The Crassulaceae is a large family including 1400 species in 33 genera. They are popular horticultural plants grown for their spectacular flower heads and unique leaves, which vary in shape, size and texture. In the genus Cotyledon , plants are also used medicinally for the treatment of warts and abscesses. In February 2007, an outbreak of powdery mildew occurred on a large collection of Crassulaceae in the glasshouse at Wisley gardens. The plants affected included Echeveria gibbiflora , E. gibbiflora ‘Carunculata’, E. ‘Chantilly’, E. ‘Afterglow’, E. ‘Secunda’, E. ‘Ballerina’, Crassula capitella ‘Flame’, C. lactea , C. multicava , Dudleya palmeri and Cotyledon orbiculata . The mycelium was amphigenous causing corky lesions on both stems and leaves. Morphological characteristics of the fungi isolated from all plants were similar. The conidia were cylindrical, lacking fibrosin bodies, length 27–47 μ m (mean 34 μ m), width 10–18 μ m (mean 14 μ m). Conidiophores were erect consisting of a straight foot-cell 15–38 μ m (mean 28 μ m) × 7–11 μ m (mean 9 μ m) followed by two distal cells. Conidia were formed singly. Appressoria on the mycelium were lobed to multilobed. No chasmothecia were present but the above characteristics are consistent with Oidium subgenus Pseudoidium , the anamorph of Erysiphe , and with the powdery mildew found on Sedum alboroseum in Hungary (Jankovics & Szentivanyi, 2006). The ITS regions of isolates from E. gibbiflora , E. gibbiflora ‘Carunculata, E . ‘Chantilly’, C. capitella ‘Flame’, D. palmeri , Cotyledon orbiculata and the Hungarian isolate on Sedum were amplified and sequenced using the primers PMITS1 and PMITS2 (Denton & Henricot, 2007). All isolates had identical ITS sequences (GenBank Acc. Nos EF434394, EU185636 to EU185641) and did not match fully any powdery mildew species published in GenBank. Records of Podosphaera (syn. Sphaerotheca macularis ) on Crassula (Farr et al ., 2007), Golovinomyces (syn.
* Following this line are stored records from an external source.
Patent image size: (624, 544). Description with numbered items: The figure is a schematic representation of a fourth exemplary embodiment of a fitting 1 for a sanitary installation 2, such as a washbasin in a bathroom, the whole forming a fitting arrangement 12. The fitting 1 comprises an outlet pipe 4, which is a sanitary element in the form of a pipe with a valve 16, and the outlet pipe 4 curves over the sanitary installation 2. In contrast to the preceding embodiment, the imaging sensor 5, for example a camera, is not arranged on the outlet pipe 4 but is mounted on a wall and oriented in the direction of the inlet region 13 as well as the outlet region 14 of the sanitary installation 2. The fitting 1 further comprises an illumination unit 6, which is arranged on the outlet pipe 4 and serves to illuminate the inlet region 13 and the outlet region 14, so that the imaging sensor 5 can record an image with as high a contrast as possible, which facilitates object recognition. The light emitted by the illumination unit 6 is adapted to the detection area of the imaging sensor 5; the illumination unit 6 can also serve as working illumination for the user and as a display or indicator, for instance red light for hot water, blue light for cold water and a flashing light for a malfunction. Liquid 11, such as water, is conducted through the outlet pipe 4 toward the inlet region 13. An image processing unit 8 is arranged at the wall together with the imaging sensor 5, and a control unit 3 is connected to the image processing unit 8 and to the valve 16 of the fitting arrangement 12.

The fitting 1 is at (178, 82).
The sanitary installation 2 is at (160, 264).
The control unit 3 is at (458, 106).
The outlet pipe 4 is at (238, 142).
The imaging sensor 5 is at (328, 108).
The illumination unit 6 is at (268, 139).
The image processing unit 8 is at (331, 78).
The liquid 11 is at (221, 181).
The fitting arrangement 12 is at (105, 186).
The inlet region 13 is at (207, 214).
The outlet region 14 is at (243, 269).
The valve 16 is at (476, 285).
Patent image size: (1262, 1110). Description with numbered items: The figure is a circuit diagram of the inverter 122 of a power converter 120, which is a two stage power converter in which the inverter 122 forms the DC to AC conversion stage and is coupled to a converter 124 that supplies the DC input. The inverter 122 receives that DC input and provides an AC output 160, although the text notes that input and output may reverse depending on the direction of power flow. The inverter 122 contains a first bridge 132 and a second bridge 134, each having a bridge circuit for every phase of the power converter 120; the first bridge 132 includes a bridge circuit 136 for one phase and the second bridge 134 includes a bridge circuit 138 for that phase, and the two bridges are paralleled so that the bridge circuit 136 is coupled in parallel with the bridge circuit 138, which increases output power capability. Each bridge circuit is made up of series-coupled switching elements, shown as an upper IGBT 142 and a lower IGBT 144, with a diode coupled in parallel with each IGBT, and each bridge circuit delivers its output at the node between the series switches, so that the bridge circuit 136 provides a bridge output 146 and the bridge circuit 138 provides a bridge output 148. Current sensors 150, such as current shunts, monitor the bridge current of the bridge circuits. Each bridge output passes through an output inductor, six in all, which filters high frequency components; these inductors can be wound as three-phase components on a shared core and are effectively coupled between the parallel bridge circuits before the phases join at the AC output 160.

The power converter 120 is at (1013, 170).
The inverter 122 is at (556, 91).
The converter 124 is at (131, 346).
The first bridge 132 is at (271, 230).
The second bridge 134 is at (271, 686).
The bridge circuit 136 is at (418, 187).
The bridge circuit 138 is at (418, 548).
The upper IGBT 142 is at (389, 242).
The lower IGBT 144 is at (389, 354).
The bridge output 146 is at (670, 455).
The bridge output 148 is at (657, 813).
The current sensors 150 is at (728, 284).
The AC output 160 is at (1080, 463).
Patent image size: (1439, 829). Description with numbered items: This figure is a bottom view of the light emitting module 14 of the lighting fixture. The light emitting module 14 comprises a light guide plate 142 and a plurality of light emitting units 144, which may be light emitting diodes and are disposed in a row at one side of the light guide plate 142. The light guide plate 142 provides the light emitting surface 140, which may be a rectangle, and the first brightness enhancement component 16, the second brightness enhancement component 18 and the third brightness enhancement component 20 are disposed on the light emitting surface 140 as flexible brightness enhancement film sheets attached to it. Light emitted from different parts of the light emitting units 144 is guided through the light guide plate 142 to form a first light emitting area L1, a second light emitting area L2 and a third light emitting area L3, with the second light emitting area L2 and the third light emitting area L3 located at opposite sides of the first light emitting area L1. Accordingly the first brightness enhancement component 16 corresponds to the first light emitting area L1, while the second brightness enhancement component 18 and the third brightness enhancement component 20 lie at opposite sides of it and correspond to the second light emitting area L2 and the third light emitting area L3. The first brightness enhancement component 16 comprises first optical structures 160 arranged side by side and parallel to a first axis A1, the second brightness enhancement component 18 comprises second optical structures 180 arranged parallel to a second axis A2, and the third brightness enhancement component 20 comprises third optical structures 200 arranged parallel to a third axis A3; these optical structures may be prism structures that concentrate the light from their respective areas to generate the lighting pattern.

Erysiphe ) orontii on Crassula , Echeveria and Cotyledon (Braun, 1987) and Neoerysiphe galeopsidis (Kiss, 1999) on Crassula have been found. The DNA and the morphology rule out these species but confirm the UK species is the same as the one affecting Sedum in Hungary. This is the first record of this powdery mildew species on Crassul a, Echeveria , Cotyledon and Dudleya in the UK.